Новая совокупность существенных признаков позволяет достичь указанного технического результата по обработке сжатого НГС в формате JPEG, путем исключения процедур деквантования значений массивов коэффициентов и последующего их преобразования в цветовую схему RGB, и использования дополнительных информативных признаков.A new set of essential features allows us to achieve the specified technical result for processing compressed NGS in JPEG format by eliminating the procedures for dequantizing the values of coefficient arrays and their subsequent conversion to the RGB color scheme, and using additional informative features.

Проведенный анализ уровня техники позволил установить, что аналоги, характеризующиеся совокупностью признаков, тождественных всем признакам заявленного способа распознавания контента сжатых НГС в формате JPEG, отсутствуют. Следовательно, заявленное изобретение соответствует условию патентоспособности «новизна».The analysis of the prior art made it possible to establish that there are no analogues that are characterized by a combination of features that are identical to all the features of the claimed method for recognizing compressed NGS content in JPEG format.

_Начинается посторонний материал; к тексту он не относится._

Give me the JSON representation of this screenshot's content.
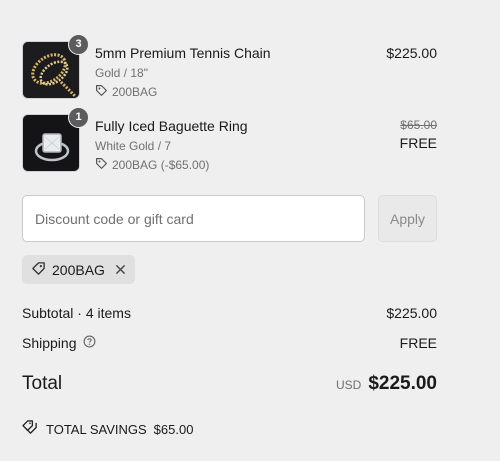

Therefore, the claimed invention meets the condition of patentability "novelty."

Результаты поиска известных решений в данной и смежных областях техники с целью выявления признаков, совпадающих с отличительными от прототипа признаками заявленного объекта, показали, что они не следуют явным образом из уровня техники. Из уровня техники также не выявлена известность влияния предусматриваемых существенными признаками заявленного изобретения преобразований на достижение указанного технического результата. Следовательно, заявленное изобретение соответствует условию патентоспособности «изобретательский уровень».Search results for known solutions in this and related fields of technology in order to identify features that match the distinctive features of the claimed object from the prototype showed that they do not follow explicitly from the prior art. The prior art also did not reveal the popularity of the impact provided by the essential features of the claimed invention, the transformations on the achievement of the specified technical result. Therefore, the claimed invention meets the condition of patentability "inventive step".

Промышленная применимость изобретения обусловлена тем, что устройство, реализующее предложенный способ, может быть осуществлено с помощью современной элементной базы, в качестве которой используются современные высокопроизводительные программируемые логические интегральные схемы (ПЛИС) типа Xilinx Spartan-6 LX45 FPGA или Xilinx Virtex-7 2000T архитектуры FPGA, обеспечивающие быстродействующую обработку потока изображений (Угрюмов Е. П., Программируемые логические матрицы, программируемая матричная логика, базовые матричные кристаллы / Цифровая схемотехника. Учебное пособие для вузов. Изд. 2, БХВ-Петербург, 2004. Глава 7 – 357 с.).The industrial applicability of the invention is due to the fact that a device that implements the proposed method can be implemented using a modern element base, which uses modern high-performance programmable logic integrated circuits (FPGAs) of the Xilinx Spartan-6 LX45 FPGA or Xilinx Virtex-7 2000T FPGA architecture providing high-speed image stream processing (E. Ugryumov, Programmable logic matrices, programmable matrix logic, basic matrix crystals / Digital circuitry Linda University textbook Publishing House 2, BHV-Petersburg, 2004. Chapter 7 -... 357 c)..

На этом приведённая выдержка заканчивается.